Prime Minister Shehbaz Sharif said: “terrorists want to create fear by targeting those who perform the duty of defending Pakistan”.
The official said TTP leaders were orchestrating attacks inside Pakistan from Afghan soil, and said it was the “duty and responsibility” of the Afghan Taliban regime ruling the neighboring nation to prevent such operations.
A survivor of Monday’s attack, 38-year-old police officer Meena Gul, said he was inside the mosque when the bomb went off.
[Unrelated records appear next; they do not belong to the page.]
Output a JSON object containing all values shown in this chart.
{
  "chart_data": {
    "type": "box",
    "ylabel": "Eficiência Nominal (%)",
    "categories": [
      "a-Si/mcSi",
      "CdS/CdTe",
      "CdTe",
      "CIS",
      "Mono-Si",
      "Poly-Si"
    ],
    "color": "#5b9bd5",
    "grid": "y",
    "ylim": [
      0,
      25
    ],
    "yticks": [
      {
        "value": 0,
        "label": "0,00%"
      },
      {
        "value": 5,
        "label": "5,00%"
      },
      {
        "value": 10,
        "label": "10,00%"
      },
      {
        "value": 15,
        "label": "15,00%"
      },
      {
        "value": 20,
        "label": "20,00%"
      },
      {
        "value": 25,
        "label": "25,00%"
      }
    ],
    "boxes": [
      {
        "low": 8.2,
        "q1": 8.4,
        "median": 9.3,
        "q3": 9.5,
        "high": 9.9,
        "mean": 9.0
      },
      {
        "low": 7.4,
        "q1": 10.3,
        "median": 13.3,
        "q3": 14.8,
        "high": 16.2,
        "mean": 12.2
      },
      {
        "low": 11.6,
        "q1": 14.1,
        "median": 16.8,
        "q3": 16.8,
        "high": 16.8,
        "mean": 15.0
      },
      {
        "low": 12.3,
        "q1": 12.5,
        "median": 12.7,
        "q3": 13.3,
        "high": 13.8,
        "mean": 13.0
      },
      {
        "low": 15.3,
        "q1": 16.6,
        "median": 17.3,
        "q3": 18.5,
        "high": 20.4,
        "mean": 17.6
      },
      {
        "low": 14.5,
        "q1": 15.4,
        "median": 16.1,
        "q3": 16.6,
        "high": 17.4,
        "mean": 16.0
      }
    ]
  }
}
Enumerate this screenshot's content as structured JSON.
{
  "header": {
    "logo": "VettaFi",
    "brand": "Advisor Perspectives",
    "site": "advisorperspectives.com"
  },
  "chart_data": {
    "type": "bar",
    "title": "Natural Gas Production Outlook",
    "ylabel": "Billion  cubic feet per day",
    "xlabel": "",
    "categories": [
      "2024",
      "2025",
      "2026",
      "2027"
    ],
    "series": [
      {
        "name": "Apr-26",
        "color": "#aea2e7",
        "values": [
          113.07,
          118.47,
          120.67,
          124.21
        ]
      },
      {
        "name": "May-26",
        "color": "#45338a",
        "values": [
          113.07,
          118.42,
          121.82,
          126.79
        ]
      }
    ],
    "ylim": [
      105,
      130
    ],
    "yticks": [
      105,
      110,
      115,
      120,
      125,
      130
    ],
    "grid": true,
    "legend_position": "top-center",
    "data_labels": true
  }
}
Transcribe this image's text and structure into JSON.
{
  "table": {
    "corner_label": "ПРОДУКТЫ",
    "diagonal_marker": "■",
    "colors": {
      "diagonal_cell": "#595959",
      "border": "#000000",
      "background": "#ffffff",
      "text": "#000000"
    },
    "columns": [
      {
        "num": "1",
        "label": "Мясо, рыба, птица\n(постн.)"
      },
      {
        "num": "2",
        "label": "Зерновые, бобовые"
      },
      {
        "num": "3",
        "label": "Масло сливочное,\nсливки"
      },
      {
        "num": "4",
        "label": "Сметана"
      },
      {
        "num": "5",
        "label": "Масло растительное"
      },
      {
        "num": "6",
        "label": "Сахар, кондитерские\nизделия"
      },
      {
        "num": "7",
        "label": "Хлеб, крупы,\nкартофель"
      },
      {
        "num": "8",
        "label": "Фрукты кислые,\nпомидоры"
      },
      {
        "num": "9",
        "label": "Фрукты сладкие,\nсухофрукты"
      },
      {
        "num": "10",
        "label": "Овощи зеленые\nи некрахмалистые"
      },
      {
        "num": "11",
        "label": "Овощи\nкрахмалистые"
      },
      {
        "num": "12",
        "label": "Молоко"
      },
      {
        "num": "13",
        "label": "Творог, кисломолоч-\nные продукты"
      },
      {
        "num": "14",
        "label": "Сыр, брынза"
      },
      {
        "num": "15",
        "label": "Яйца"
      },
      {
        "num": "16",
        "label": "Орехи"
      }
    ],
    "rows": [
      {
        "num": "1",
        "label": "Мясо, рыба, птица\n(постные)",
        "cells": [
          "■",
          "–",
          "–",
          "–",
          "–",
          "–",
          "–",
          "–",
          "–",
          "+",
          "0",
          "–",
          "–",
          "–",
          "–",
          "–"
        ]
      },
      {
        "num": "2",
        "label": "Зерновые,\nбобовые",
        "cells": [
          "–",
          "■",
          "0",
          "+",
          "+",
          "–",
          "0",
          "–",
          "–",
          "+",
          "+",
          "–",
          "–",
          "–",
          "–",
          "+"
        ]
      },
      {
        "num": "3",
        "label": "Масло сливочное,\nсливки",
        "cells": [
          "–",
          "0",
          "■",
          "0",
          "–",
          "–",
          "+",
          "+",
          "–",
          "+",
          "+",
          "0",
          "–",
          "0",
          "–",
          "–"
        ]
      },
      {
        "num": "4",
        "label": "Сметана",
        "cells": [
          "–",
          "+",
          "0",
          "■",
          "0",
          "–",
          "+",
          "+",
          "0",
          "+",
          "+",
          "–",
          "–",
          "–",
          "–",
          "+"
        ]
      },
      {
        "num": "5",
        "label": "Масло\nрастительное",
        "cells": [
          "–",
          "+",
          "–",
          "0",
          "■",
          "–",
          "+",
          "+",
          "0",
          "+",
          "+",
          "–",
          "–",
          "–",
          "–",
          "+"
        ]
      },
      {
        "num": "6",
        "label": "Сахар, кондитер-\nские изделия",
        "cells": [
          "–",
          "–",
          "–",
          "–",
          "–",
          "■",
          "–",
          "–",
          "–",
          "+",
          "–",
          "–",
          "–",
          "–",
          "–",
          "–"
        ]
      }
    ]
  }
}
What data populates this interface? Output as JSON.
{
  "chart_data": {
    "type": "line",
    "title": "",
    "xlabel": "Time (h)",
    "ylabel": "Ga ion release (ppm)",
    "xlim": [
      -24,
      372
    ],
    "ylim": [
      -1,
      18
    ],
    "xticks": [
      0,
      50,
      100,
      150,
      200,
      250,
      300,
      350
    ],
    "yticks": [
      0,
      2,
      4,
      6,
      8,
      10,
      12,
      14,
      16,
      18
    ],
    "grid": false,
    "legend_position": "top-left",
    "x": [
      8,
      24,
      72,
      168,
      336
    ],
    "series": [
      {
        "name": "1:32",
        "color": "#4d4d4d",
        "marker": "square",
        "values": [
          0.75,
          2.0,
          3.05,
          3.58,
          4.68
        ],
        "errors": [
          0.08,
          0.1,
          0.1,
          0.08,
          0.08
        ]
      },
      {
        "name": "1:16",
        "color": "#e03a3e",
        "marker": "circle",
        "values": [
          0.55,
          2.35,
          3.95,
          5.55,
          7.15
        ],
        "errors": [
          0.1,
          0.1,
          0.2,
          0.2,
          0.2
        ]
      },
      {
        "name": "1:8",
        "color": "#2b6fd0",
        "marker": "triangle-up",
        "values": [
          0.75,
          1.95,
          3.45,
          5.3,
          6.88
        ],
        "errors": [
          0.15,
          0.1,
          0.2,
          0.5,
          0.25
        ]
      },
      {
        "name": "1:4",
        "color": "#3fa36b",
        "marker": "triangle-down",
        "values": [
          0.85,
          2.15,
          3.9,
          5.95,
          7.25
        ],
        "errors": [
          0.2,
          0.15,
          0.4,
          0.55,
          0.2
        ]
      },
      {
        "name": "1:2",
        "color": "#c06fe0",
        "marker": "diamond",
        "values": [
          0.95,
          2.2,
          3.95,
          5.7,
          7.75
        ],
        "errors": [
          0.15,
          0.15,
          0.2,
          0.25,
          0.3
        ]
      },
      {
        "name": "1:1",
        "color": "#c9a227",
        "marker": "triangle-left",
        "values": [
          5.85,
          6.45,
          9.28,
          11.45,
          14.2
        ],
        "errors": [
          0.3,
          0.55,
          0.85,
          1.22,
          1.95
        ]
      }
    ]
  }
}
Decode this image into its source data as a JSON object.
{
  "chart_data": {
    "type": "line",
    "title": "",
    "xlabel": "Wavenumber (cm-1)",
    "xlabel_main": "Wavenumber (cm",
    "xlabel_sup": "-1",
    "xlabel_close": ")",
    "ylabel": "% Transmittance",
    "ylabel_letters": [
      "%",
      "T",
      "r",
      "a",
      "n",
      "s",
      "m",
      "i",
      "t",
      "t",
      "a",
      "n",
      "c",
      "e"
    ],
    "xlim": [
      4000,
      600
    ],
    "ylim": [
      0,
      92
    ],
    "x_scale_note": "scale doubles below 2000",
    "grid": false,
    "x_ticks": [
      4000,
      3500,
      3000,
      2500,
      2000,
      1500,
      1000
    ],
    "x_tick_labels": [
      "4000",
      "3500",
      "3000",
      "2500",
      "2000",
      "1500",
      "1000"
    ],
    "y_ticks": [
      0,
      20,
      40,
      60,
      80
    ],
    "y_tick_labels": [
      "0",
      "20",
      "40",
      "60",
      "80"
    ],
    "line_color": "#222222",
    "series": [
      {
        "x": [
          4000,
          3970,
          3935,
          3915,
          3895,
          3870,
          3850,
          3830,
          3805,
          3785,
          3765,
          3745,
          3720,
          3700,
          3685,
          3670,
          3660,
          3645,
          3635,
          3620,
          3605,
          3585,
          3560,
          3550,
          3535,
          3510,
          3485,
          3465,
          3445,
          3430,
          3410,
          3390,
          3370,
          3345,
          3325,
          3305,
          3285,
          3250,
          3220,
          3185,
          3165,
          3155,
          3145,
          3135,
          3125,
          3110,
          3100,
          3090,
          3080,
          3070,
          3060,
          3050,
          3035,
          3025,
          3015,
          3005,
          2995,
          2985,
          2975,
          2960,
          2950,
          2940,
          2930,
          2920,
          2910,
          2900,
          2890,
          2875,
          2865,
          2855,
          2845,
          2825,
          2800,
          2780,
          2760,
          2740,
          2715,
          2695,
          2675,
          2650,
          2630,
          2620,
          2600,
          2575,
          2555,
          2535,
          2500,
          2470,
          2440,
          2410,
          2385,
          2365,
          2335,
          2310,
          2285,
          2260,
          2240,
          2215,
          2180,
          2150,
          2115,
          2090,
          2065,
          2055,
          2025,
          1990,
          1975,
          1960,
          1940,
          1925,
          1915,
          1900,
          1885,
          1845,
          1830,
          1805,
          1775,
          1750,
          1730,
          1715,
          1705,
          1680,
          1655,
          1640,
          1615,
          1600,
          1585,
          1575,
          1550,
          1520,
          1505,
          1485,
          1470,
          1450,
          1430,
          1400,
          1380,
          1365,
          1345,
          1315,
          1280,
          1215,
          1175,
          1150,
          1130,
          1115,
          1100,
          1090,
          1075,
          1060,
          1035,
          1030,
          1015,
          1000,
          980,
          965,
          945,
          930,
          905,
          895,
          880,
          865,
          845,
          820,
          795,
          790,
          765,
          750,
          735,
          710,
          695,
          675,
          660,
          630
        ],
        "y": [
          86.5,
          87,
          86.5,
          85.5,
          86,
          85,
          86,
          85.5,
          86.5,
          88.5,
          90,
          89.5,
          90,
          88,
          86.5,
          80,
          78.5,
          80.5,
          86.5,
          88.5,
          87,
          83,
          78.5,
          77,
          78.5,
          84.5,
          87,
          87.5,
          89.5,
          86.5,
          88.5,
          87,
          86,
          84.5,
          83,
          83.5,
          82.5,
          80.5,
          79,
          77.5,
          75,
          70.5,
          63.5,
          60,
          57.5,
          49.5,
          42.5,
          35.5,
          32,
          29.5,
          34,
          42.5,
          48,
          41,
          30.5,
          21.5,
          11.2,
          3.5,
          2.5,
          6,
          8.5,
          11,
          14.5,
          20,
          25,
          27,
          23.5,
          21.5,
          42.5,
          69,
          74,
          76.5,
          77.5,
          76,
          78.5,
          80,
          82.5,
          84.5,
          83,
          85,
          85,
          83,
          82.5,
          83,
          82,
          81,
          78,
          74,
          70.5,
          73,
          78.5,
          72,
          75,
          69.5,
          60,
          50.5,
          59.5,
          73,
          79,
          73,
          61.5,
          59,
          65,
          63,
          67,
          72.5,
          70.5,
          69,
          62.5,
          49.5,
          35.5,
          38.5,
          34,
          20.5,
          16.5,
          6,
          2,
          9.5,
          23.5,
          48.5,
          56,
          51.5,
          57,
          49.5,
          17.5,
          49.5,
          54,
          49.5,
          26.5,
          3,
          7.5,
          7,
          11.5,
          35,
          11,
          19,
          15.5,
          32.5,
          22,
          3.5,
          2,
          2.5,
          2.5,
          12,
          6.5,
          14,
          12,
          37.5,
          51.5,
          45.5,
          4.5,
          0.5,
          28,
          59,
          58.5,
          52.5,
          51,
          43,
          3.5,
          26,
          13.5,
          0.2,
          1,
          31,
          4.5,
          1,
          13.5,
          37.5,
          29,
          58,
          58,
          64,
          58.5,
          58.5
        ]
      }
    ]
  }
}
He said he didn’t know how he survived unhurt. He could hear cries and screams after the bomb exploded, he said. Gul said there were more than 150 worshippers inside the mosque when the bomb went off.
Another local officer, Aftab Khan, said he was preparing to go to the mosque to pray when he heard the “huge blast.”
“Due to security threats and fears of Taliban attack, police were on high alert,” he said, “but this tragic attack took the lives of many police and civilians.”
Pakistan’s DAWN TV network quoted Prime Minister Shehbaz Sharif as condemning the attack and lambasting the attackers as having “nothing to do with Islam.”
“Terrorists want to create fear by targeting those who perform the duty of defending Pakistan,” he said, alluding to the high number of security forces who use the mosque.
“The entire nation is standing united against the menace of terrorism.”